Harvesting and archiving the resources and configurations of the vast DNAnexus platform environment was a challenge. Fortunately, we were able to use Former2 to create Terraform templates representing our environment on a regular basis and archive them to support our DR efforts. Former2 provided us a highly customizable solution that we were able to integrate into our existing infrastructure. We were able to contribute features developed during this project back to the community.
With this solution in place, we have better visibility into the state of our environments and can directly access frequently updated configurations to deploy or restore resources. Furthermore, we can rely on Former2 to generate Terraform configurations reliably even for manually deployed resources. As a result, we have decreased our recovery time objective (RTO), a parameter that is critical to the success of our continuously growing platform.
Although this solution is a significant step in improving our DR processes, there is additional work to do to harness the power of these regular backups. For now, an on-call engineer must extract a backup from Amazon S3 and run Terraform manually for recovery. In the future, automation will either fully restore the appropriate resource, or notify our team that resources have been shut down. The automation will point you to the exact template needed to recover your resources. We will also put more validation in place for backups.
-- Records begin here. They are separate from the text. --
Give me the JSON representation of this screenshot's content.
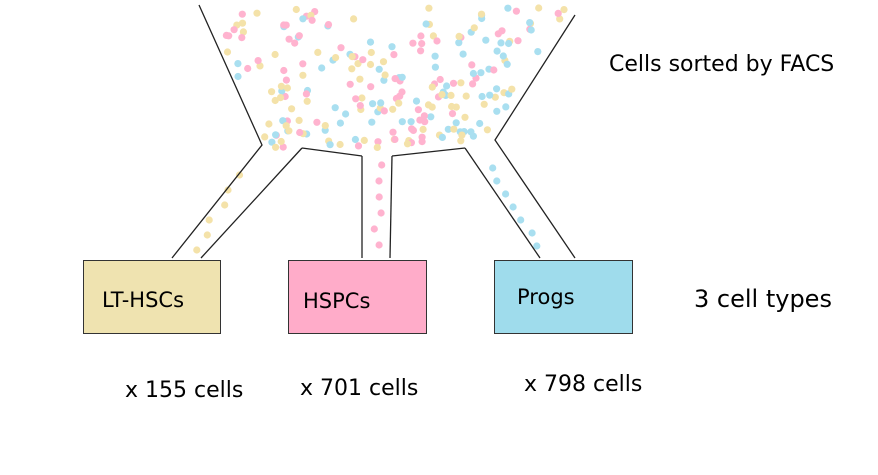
{
  "header": {
    "sorted_label": "Cells sorted by FACS"
  },
  "types_label": "3 cell types",
  "boxes": [
    {
      "label": "LT-HSCs",
      "count": "x 155 cells",
      "color": "#efe3b0"
    },
    {
      "label": "HSPCs",
      "count": "x 701 cells",
      "color": "#ffacc9"
    },
    {
      "label": "Progs",
      "count": "x 798 cells",
      "color": "#9fdcec"
    }
  ],
  "dot_colors": [
    "#f4e2a9",
    "#ffb3cf",
    "#a9dff0"
  ]
}
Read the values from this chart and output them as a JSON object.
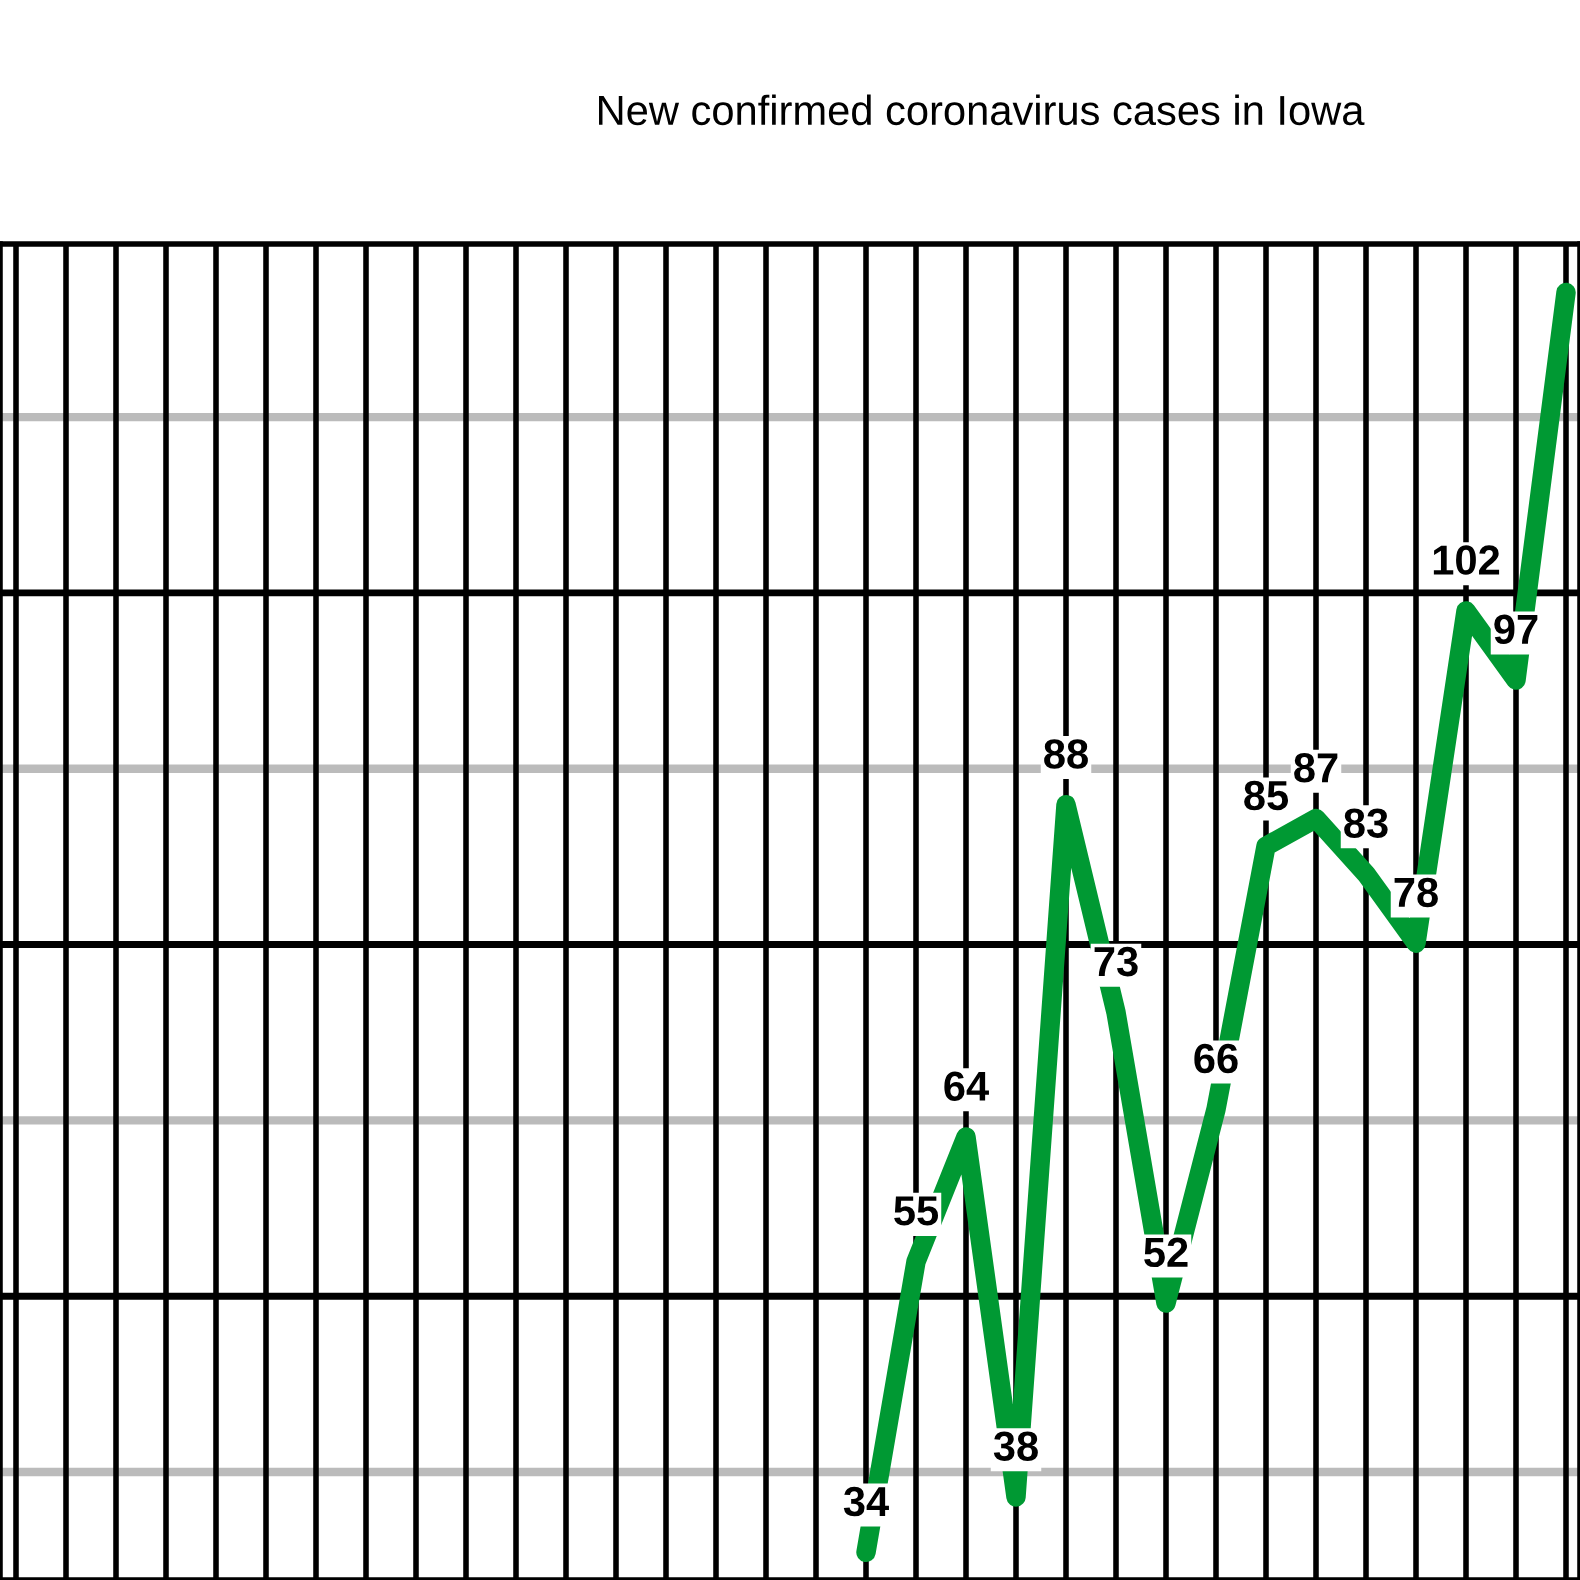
{
  "chart_data": {
    "type": "line",
    "title": "New confirmed coronavirus cases in Iowa",
    "categories": [
      null,
      null,
      null,
      null,
      null,
      null,
      null,
      null,
      null,
      null,
      null,
      null,
      null,
      null,
      null,
      null,
      null,
      null,
      null,
      null,
      null,
      null,
      null,
      null,
      null,
      null,
      null,
      null,
      null,
      null,
      null,
      null
    ],
    "series": [
      {
        "color": "#009933",
        "values": [
          null,
          null,
          null,
          null,
          null,
          null,
          null,
          null,
          null,
          null,
          null,
          null,
          null,
          null,
          null,
          null,
          null,
          34,
          55,
          64,
          38,
          88,
          73,
          52,
          66,
          85,
          87,
          83,
          78,
          102,
          97,
          125
        ],
        "value_labels": [
          null,
          null,
          null,
          null,
          null,
          null,
          null,
          null,
          null,
          null,
          null,
          null,
          null,
          null,
          null,
          null,
          null,
          "34",
          "55",
          "64",
          "38",
          "88",
          "73",
          "52",
          "66",
          "85",
          "87",
          "83",
          "78",
          "102",
          "97",
          null
        ]
      }
    ],
    "ylim": [
      32,
      128.5
    ],
    "yticks": [
      {
        "value": 39.8,
        "label": null
      },
      {
        "value": 52.5,
        "label": null
      },
      {
        "value": 65.2,
        "label": null
      },
      {
        "value": 77.9,
        "label": null
      },
      {
        "value": 90.6,
        "label": null
      },
      {
        "value": 103.3,
        "label": null
      },
      {
        "value": 116,
        "label": null
      }
    ],
    "grid": true,
    "marker": "none",
    "line_style": "solid"
  }
}
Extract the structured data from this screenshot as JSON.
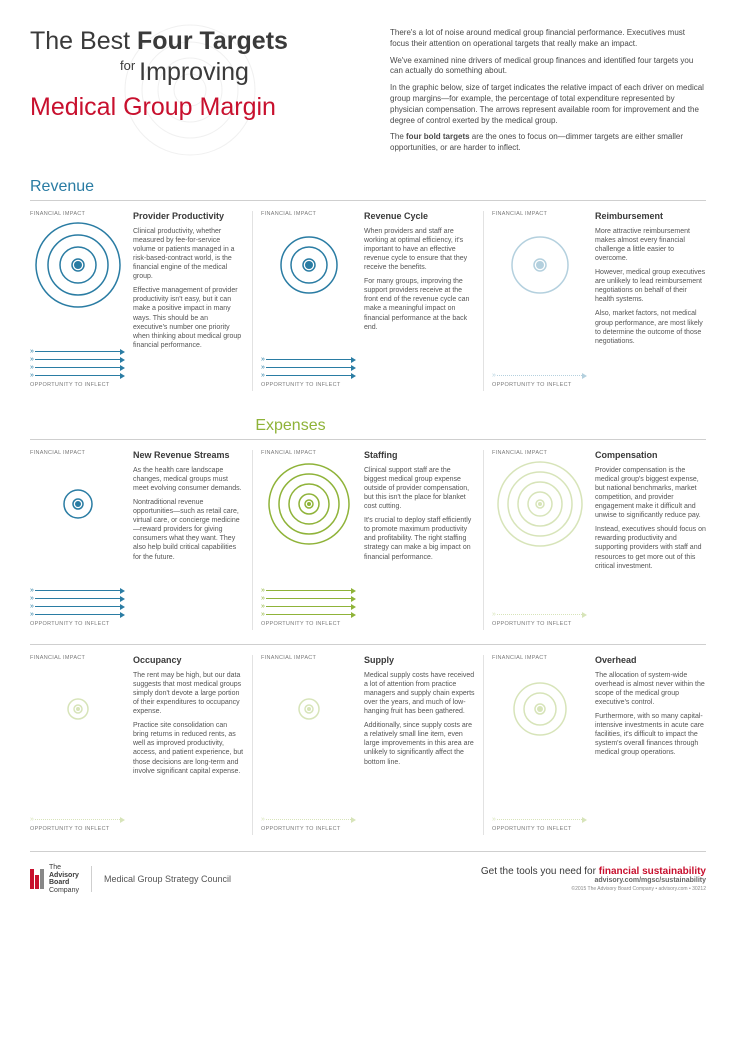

These validations will ensure that each run captures the appropriate number of resources, and that our team receives notification on any incomplete backups caused by transient issues.
We also have begun working on a solution that uses serverless technologies, rather than having a Dedicated Instance set up to run Former2. We have modified the published Dockerfile for the containerized version of Former2 to write results to Amazon S3, and have set this up as a Fargate scheduled task. We will test this configuration and update this blog with code and instructions once this effort is completed.
The content and opinions in this post are those of the third-party author and AWS is not responsible for the content or accuracy of this post.